I hate editing! For me it’s the opposite of writing – stilted rather than spontaneous, crawling along instead of flying, and just so boring! But it’s essential, every book needs edits, so I just put my head down and do it.

  • One bit of advice to new writers?

Have fun. Pick a story that really appeals to you, an adventure you wish you could have. That way you’ll be engrossed by the story, and it won’t really feel like you’re writing at all. You’ll be living it. Don’t do what so many writers do, and pick an idea you think will sell, or that you think will fit the current fiction market. Your heart won’t be in it, and a reader (and a publisher) will sense that. Be brave, go with the ideas that you find exciting, let yourself be carried away.

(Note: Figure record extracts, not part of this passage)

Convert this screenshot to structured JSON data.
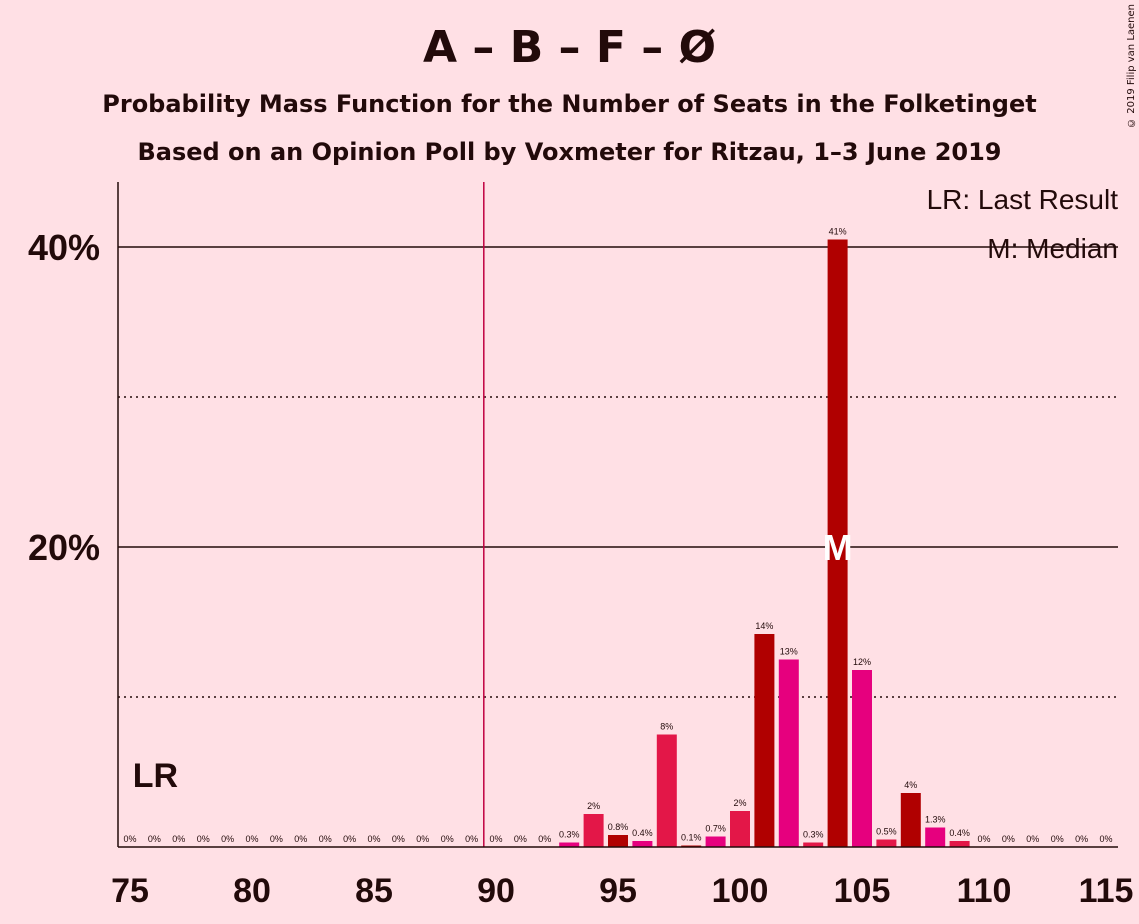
{
  "title": "A – B – F – Ø",
  "subtitle1": "Probability Mass Function for the Number of Seats in the Folketinget",
  "subtitle2": "Based on an Opinion Poll by Voxmeter for Ritzau, 1–3 June 2019",
  "credit": "© 2019 Filip van Laenen",
  "legend": {
    "lr": "LR: Last Result",
    "median": "M: Median"
  },
  "colors": {
    "background": "#FFE0E5",
    "a": "#E6007E",
    "b": "#E31748",
    "c": "#B00000",
    "majority_line": "#C00040"
  },
  "chart_data": {
    "type": "bar",
    "x": [
      75,
      76,
      77,
      78,
      79,
      80,
      81,
      82,
      83,
      84,
      85,
      86,
      87,
      88,
      89,
      90,
      91,
      92,
      93,
      94,
      95,
      96,
      97,
      98,
      99,
      100,
      101,
      102,
      103,
      104,
      105,
      106,
      107,
      108,
      109,
      110,
      111,
      112,
      113,
      114,
      115
    ],
    "values": [
      0,
      0,
      0,
      0,
      0,
      0,
      0,
      0,
      0,
      0,
      0,
      0,
      0,
      0,
      0,
      0,
      0,
      0,
      0.3,
      2.2,
      0.8,
      0.4,
      7.5,
      0.1,
      0.7,
      2.4,
      14.2,
      12.5,
      0.3,
      40.5,
      11.8,
      0.5,
      3.6,
      1.3,
      0.4,
      0,
      0,
      0,
      0,
      0,
      0
    ],
    "labels": [
      "0%",
      "0%",
      "0%",
      "0%",
      "0%",
      "0%",
      "0%",
      "0%",
      "0%",
      "0%",
      "0%",
      "0%",
      "0%",
      "0%",
      "0%",
      "0%",
      "0%",
      "0%",
      "0.3%",
      "2%",
      "0.8%",
      "0.4%",
      "8%",
      "0.1%",
      "0.7%",
      "2%",
      "14%",
      "13%",
      "0.3%",
      "41%",
      "12%",
      "0.5%",
      "4%",
      "1.3%",
      "0.4%",
      "0%",
      "0%",
      "0%",
      "0%",
      "0%",
      "0%"
    ],
    "xticks": [
      75,
      80,
      85,
      90,
      95,
      100,
      105,
      110,
      115
    ],
    "xtick_labels": [
      "75",
      "80",
      "85",
      "90",
      "95",
      "100",
      "105",
      "110",
      "115"
    ],
    "yticks": [
      20,
      40
    ],
    "ytick_labels": [
      "20%",
      "40%"
    ],
    "yminor": [
      10,
      30
    ],
    "ylim": [
      0,
      44
    ],
    "xlim": [
      75,
      115
    ],
    "last_result": 76,
    "last_result_label": "LR",
    "majority": 90,
    "median": 104,
    "median_label": "M"
  }
}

Also don’t worry about making it perfect first time. Let the story pull you along at its own speed, get the first draft finished, and there will be plenty of time to polish it. The writer and the editor inside your head don’t work well together – if you let them do their jobs separately it will lead to a much more rewarding experience, and a much better book!

And read! As much as you can!

THANK YOU GORDON!! We can’t wait to check out the rest of Furnace!

And PS: Fergus is nearly one month old! Amazing! He’s growing out of the “size 1” nappies and several of his cutest outfits (not that he cares what he wears, nappies included).